The indictments were first reported Wednesday by CBS4’s Brian Maass. He said an Arapahoe County grand jury indicted the four in January 2017 and they all were arrested within days. However, their cases were suppressed, meaning information about their cases, including the conviction of Martin, were shielded from public view.
The shooting happened on Nov. 5, 2009. Graham had taken a bus to Boulder to find a house to rent with three friends while attending graduate school. A security camera at the light-rail station at County Line Road and Interstate 25 captured the robbery. It was 11:40 p.m. He was less than a mile from home.
His body was found at about 5:30 a.m. the next morning in the front yard of a home on the 8700 block of East Phillips Place in Centennial by a homeowner awakened by his barking dogs.
It didn’t take long before the investigation pointed to five suspects including a 16-year-old that sheriff’s investigators believe shot Graham.

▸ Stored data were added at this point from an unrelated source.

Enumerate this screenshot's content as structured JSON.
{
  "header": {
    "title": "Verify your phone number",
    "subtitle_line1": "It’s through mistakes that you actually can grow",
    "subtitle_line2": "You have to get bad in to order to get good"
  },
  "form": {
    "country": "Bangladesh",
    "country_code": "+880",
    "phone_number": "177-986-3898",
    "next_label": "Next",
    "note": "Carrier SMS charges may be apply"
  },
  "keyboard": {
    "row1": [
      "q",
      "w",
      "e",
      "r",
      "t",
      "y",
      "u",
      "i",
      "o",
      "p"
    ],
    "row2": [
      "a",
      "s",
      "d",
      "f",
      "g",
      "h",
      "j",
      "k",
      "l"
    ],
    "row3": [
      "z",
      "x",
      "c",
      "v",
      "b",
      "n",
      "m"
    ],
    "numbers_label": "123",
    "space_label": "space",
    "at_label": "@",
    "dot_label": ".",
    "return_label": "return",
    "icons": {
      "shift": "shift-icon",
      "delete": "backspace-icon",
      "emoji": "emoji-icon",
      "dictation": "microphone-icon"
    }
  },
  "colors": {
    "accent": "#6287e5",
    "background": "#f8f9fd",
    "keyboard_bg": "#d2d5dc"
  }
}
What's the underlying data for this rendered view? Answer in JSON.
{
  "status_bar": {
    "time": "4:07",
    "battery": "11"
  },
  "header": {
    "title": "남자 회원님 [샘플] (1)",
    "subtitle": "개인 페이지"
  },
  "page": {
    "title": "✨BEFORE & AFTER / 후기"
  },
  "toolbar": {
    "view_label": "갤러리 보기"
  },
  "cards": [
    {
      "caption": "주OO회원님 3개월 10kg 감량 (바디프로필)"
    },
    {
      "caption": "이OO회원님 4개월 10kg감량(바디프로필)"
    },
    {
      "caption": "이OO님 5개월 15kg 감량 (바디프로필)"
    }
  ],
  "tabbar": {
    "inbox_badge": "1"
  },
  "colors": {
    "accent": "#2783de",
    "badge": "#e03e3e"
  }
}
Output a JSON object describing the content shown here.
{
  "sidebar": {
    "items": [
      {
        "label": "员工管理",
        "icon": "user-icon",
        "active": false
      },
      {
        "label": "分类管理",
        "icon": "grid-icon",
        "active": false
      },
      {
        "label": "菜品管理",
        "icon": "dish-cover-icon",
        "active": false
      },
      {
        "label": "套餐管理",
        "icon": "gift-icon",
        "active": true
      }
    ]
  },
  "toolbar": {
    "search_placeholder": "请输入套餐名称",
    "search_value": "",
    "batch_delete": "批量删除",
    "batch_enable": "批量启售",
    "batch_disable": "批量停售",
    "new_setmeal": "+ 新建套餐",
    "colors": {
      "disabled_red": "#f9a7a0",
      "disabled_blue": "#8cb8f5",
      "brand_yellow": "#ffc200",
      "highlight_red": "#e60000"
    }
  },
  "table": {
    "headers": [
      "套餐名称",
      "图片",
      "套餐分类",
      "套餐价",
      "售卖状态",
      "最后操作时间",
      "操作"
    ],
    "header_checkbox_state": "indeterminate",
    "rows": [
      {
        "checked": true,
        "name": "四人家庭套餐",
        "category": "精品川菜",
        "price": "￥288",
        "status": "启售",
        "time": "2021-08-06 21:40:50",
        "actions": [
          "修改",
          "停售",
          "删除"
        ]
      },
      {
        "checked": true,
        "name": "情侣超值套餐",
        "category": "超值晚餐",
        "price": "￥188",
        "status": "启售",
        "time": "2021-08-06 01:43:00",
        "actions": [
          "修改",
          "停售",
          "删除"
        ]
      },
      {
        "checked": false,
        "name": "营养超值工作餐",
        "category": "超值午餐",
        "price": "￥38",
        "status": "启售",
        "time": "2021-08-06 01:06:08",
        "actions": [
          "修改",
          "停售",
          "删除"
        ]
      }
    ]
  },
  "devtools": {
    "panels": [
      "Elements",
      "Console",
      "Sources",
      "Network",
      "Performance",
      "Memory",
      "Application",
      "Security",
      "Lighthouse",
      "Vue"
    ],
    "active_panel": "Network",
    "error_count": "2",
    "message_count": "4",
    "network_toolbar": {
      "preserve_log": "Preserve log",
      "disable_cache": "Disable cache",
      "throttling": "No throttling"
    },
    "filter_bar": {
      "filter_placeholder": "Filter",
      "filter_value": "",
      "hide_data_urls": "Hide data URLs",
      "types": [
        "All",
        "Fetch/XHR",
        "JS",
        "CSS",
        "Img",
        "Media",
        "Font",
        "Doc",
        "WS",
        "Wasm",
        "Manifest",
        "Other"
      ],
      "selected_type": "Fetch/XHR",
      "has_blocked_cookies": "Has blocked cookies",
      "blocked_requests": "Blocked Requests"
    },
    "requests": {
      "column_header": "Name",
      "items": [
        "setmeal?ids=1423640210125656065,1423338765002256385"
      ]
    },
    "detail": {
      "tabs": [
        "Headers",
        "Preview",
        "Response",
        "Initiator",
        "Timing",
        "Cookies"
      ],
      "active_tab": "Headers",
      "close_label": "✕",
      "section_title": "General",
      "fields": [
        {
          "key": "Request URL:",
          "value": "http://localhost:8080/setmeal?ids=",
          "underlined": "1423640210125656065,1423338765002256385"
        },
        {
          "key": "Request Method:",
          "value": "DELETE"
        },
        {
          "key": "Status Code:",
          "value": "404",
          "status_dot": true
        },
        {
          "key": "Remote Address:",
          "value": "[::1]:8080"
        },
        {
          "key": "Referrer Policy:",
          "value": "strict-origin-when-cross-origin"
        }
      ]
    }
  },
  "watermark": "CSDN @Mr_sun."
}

Graham was preparing to attend graduate school after earning a civil engineering degree at the University of Colorado and working briefly in Dubai for an oil exploration company.
Cyndi Gelston-Graham, Graham’s mother, has said her son’s friends considered him a Renaissance man. Graham was a black belt in taekwondo, loved listening to jazz and blues music, and was a superb “mamabird,” or ultimate Frisbee player on a team at CU.
Andrew earned his nickname “Stitches” when he collided head to head with a teammate nicknamed “Rabbit” at practice. Both ended up in the emergency room to get sewn up. Andrew received 32 stitches and Rabbit has a scar on his forehead. Gelston-Graham says Rabbit thinks of Stitches every time he looks in the mirror.